If someone has a borderline personality, they will always push people away, in fear of getting hurt. This is extremely difficult and painful for the people around them, as the sufferer can seem cold and angry, attention seeking, or not wanting help.
However, the stability of a partner may have a positive effect on the emotional sensitivities people with BPD experience. It may require a great deal of work from both partners, but long-term relationships and marriages are possible for people with BPD.
Romantic fantasization is a common feature of borderline personality disorder (BPD). The unpredictable emotional state associated with borderline personality disorder can cause confusing fluctuations in how borderlines view their romantic partners.
It is commonly believed that some features of borderline personality disorder improve as individuals reach their late 30s and 40s.
Borderline personality disorder usually begins by early adulthood. The condition seems to be worse in young adulthood and may gradually get better with age. If you have borderline personality disorder, don't get discouraged.
Research has shown that the prognosis for BPD is actually not as bad at once thought. Almost half of people who are diagnosed with BPD will not meet the criteria for a diagnosis just two years later. Ten years later, 88% of people who were once diagnosed with BPD no longer meet the criteria for a diagnosis.
People with BPD may be sensitive to rejection and abandonment and are prone to splitting, rage, and impulsivity. If a person with BPD feels rejected or abandoned, they may end the relationship. However, this is usually followed by significant anxiety and regret and efforts to get back together.
Respect their need for space. You will reach a point where your loved one seems to be pushing you away. Don't walk away and leave them, but do respect their need for space. And let them know that.

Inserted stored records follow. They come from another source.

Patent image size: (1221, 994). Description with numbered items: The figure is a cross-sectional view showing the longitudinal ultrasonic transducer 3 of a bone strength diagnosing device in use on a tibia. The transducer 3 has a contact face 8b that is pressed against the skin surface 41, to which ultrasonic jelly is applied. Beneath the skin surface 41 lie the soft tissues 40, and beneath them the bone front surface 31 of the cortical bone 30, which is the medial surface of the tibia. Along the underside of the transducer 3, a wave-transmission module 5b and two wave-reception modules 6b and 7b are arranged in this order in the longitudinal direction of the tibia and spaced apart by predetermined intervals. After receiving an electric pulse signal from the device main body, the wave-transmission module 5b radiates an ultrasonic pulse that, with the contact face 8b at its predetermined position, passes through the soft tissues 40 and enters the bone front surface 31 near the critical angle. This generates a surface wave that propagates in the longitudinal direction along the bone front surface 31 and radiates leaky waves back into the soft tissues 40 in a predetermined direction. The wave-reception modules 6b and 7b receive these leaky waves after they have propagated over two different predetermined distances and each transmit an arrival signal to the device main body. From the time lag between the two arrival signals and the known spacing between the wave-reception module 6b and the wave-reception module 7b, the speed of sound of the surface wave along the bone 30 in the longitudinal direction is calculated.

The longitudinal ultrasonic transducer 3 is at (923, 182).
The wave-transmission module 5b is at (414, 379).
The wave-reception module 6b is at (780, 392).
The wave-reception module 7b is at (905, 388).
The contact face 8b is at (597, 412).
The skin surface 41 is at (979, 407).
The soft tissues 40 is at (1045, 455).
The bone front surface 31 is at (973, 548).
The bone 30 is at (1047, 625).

Dating someone with borderline personality disorder can be challenging. Your partner may have major difficulties with strong emotions, drastic mood swings, chronic fear of abandonment, and impulsive behaviors that can strain your relationship with chaos and instability.
People with BPD can act overly needy. If you take them out of their comfort zone, or when they feel “abandoned” they can become a burden.
In close relationships, a person with BPD may appear jealous, possessive, or hyper-reactive. These individuals often fear being left alone and have deep feelings of worthlessness. In many cases, this disorder is the direct result of childhood trauma, abuse, violence, or neglect.
Punchline: Borderline and Narcissistic individuals often fall in love because they are at approximately the same level with regard to their “Intimacy Skills.” They both are likely to be in the early stages of learning how to successfully maintain intimate relationships.